2022年は、三谷作品の『鎌倉殿の13人』を楽しませてもらったが、2023年の『どうする家康』も面白そうである。1月8日の初回がいきなり「桶狭間」で驚いたが、どうやら駿府時代の幼少期はほとんどなさそうだ。家康に影響を与えたとされる今川義元側近の禅僧である太原雪斎が登場していないことからも推定できる。
実際の歴史では、家康の人生は、桶狭間の後、大きく飛躍している。その理由から、これまでのドラマでは、義元が打ち取られたという情報を得た家康が、のちに三河譜代と呼ばれる家臣たちと、力強く今川からの自立を画策するという様子が描かれていたと思う。2020年の『麒麟がくる』でも、風間俊介演ずる家康は、今川の傘下はもう嫌だということで、今川の残党と決別するようにして岡崎入城を果たしている。
しかし、このような解釈は、義元の死後の大きな飛躍から江戸開府に至る歴史を知る人間の後知恵によるものである可能性は高い。なお、後知恵バイアスとは、知っている結果に合致するように事実を認識した入り解釈したりするバイアスで、「それはわかっていた」という錯覚をもたらす。
では実際はどうだったのだろうか。史実の詳細な部分はわからないが、当時のこの状況を考慮すれば、情報も不確実な中、どうすべきなのか全く先が見えないというのが実情だろう。家康(当時は元康)が経験したことは、圧倒的に有利な大軍の最前線の砦のような城にいたところ、突如軍の中枢が壊滅して前線でとり残されるという、普通に考えれば極めて進退窮まる状況である。常識的な判断は、とにかく駿河に逃げ帰ることだろうが、この場合、義元を打ち取った織田の勢いがどの程度のものなのか見極めなければならない。日和見をしていた近隣の地侍たちがいっせいに織田方になびいていれば、遠江にたどり着くのも容易ではないだろう。さらに、駿河に戻ったところで、はたして今川家や今川家臣たちがどのような状態になっているのか、皆目見当がつかなかったことだろう。
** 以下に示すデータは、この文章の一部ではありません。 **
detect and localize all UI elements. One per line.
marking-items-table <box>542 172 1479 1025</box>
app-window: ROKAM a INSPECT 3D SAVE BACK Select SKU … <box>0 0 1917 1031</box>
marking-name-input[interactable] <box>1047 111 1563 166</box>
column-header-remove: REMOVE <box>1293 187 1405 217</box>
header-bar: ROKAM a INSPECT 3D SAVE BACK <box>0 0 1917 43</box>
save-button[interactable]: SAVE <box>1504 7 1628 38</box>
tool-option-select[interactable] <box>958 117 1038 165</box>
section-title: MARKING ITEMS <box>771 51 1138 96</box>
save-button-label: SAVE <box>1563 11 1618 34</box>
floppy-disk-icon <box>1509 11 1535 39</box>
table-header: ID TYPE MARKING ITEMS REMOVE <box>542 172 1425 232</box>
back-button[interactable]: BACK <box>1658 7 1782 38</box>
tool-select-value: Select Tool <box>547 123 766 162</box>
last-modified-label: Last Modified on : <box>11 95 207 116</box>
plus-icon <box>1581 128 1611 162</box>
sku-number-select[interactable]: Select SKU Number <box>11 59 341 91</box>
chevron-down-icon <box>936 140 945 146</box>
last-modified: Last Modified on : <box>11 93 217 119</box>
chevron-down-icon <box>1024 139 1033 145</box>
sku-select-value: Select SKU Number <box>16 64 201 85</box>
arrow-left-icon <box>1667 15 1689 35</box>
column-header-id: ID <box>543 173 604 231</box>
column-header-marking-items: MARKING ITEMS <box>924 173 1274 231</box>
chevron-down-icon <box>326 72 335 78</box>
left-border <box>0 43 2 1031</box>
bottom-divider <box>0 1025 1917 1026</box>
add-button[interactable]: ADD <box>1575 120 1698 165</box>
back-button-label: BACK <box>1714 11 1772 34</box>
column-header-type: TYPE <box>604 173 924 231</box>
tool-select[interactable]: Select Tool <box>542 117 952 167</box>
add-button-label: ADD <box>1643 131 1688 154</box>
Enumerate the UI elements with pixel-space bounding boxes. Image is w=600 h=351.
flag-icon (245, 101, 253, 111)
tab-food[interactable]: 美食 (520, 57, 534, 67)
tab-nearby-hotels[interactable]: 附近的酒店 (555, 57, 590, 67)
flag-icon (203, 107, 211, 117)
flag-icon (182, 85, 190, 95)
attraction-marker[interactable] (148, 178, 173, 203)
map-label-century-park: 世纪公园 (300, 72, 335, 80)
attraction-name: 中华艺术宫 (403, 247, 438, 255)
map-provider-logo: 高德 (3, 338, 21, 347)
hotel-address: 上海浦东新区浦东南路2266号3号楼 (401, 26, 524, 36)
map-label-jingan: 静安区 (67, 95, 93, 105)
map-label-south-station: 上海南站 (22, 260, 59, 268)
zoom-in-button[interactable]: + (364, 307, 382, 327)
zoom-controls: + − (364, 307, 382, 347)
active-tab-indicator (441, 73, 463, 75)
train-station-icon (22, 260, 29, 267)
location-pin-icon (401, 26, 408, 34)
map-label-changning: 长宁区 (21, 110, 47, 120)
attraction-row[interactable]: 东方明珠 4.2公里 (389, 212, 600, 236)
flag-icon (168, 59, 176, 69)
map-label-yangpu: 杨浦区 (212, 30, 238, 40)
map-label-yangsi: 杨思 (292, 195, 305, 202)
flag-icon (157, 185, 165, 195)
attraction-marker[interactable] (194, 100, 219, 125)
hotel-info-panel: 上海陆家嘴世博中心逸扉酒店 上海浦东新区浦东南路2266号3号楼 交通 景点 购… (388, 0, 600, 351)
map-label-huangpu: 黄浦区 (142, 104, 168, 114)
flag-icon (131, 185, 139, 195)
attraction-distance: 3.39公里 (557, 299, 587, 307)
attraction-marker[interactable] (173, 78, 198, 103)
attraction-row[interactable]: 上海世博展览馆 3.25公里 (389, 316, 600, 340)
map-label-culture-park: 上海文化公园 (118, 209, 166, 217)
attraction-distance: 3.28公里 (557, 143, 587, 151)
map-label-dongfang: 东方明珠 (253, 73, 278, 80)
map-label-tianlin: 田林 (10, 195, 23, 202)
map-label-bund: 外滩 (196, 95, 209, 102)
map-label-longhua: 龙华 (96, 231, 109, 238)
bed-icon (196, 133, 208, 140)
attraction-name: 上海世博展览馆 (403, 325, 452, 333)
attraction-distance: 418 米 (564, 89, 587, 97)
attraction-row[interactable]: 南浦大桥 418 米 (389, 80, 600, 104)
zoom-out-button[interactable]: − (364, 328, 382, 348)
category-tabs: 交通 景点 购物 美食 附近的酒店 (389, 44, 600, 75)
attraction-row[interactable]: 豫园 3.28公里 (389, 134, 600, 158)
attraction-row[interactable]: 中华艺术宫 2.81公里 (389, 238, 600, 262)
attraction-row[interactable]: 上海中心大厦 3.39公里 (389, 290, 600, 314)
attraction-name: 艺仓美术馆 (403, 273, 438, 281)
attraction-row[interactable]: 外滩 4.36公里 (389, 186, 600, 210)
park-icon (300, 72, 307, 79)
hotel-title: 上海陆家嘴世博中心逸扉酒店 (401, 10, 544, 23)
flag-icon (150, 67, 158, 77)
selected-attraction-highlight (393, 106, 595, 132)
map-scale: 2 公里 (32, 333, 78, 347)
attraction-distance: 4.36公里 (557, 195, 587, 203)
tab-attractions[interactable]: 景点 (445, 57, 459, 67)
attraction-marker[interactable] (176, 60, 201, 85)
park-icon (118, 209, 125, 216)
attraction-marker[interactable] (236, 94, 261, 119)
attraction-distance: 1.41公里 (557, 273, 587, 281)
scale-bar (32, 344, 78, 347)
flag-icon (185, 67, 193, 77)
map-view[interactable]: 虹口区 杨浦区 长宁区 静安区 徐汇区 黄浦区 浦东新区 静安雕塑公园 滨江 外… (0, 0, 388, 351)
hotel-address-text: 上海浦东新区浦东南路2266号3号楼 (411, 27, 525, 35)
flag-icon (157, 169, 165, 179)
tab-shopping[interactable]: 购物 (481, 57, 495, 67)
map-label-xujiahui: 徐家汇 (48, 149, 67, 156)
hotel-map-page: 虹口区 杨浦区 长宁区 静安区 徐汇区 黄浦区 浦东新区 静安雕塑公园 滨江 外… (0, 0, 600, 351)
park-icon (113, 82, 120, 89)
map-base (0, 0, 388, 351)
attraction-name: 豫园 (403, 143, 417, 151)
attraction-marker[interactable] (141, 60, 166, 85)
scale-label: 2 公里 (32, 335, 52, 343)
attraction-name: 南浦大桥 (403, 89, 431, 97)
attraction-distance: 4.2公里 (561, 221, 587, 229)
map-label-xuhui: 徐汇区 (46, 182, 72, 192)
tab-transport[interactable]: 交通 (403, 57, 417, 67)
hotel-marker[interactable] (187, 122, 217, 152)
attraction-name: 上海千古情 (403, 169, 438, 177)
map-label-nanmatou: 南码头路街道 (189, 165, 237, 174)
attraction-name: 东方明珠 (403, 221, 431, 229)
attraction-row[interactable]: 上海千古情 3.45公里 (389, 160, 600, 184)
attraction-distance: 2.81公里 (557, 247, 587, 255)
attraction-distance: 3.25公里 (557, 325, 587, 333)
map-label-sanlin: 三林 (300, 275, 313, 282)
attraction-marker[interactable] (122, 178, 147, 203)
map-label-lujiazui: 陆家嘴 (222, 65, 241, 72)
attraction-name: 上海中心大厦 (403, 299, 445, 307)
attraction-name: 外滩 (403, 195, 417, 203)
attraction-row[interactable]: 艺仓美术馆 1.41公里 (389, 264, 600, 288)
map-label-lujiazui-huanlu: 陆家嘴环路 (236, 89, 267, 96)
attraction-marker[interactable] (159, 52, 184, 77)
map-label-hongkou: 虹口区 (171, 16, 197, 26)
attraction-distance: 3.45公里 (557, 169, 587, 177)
では、史実のように、岡崎に入場することがその時点で最適な判断と思われただろうか。これも非常に大きなリスクがある。今川が後継者の氏真を中心に相変わらず強大ならば、織田への報復戦があるだろうし、その場合は、岡崎の家康は真っ先に標的になる。織田を頼ることができるかどうかは不確実で、また義元を倒したとはいえ、織田はまだまだ尾張の小勢力である。たとえ信長が家康を今川から引き離そうと庇護したとしても、そのような力があるかどうかはわからない。さらに、駿府に残してきた妻の瀬名
(従来の解釈のように、たとえば『おんな城主直虎』で菜々緒が演じていたように、相当な悪女なら、さほどの懸念材料ではなかったかもしれないが) や長男のこともある。いくら岡崎の今川方の城代が逃げたとしても、そこに入城するまでには相当な迷いがあって当然だろう。この岡崎入城が、桶狭間直後の最適な戦略であると思えるのは、その後の歴史を知っている人間の典型的な後知恵である。